Comments and Suggestions for Authors:

The authors provided reasonable answers to all the questions and revised the manuscript as suggested. Their observations conclude the landscape of epigenetic dysregulation in breast cancer patients and its correlation to the steroidogenic machinery and provide insights into potential therapeutic approaches involving inhibition of HDACs. I agree to accept this manuscript this time after minor revision. Please provide detailed legend for new Figure 6 including meanings of color lines and nodes, as well as Z-score.

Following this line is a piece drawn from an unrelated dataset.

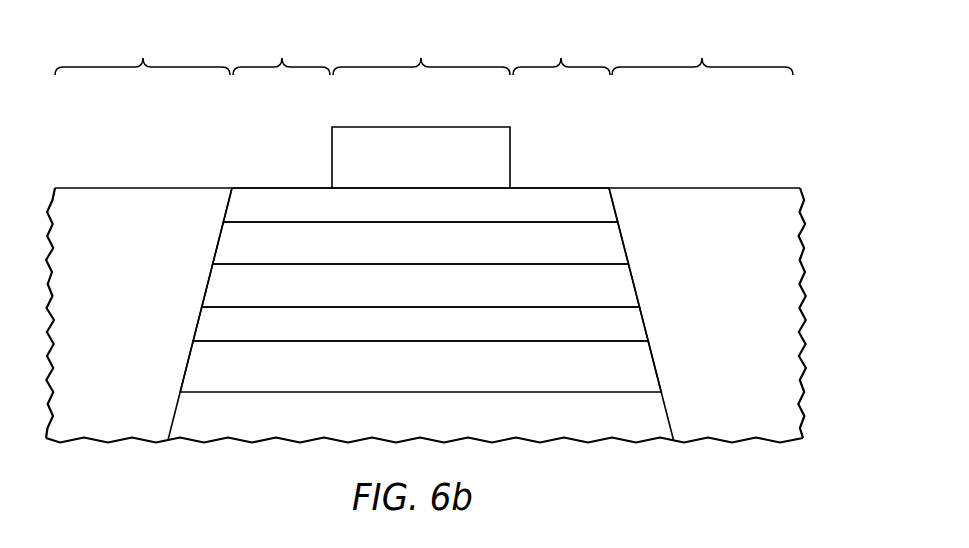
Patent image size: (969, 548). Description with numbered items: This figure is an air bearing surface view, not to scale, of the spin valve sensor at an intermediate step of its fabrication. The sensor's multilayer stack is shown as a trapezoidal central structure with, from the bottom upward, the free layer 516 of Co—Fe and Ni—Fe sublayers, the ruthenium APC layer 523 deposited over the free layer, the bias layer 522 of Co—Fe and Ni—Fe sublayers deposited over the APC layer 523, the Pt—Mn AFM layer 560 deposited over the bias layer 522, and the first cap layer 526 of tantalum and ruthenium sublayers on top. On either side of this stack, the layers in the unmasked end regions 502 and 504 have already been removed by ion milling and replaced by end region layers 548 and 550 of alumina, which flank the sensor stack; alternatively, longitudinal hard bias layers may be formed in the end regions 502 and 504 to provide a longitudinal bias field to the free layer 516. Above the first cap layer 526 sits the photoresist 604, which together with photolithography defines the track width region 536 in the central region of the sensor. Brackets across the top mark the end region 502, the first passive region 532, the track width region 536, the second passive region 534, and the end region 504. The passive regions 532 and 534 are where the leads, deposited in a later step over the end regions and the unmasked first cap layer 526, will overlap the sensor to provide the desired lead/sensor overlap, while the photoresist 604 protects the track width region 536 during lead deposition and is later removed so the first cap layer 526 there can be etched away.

Response: We would like to thank this reviewer for her/his additional comments on our manuscript. As per the reviewer’s suggestions, we have revised and updated the manuscript, especially Figure 6 legend, with more detailed information, describing representations of color lines and nodes (that are presented immediately below Figure 6). We have also provided weblink information for the use of Qiagen’s IPA software/system for generation of the IPA (Materials and Methods and Acknowledgement sections, pages 16 and 18 in the revised version, respectively). However, we have not calculated Z-score, thus, not provided in the manuscript, as we are thoroughly and systematically analyzing diverse signaling, molecular networks, and biological functions, which require considerable amount of times for determining the precise Z-score. Even so, additional information provided in the Figure 6 legend, describing color lines, nodes, and their inter-relationships with diverse networks associated breast cancer, will certainly be helpful for better understanding of this newly generated IPA in more depth. Hope the reviewer and or Editor will agree with us.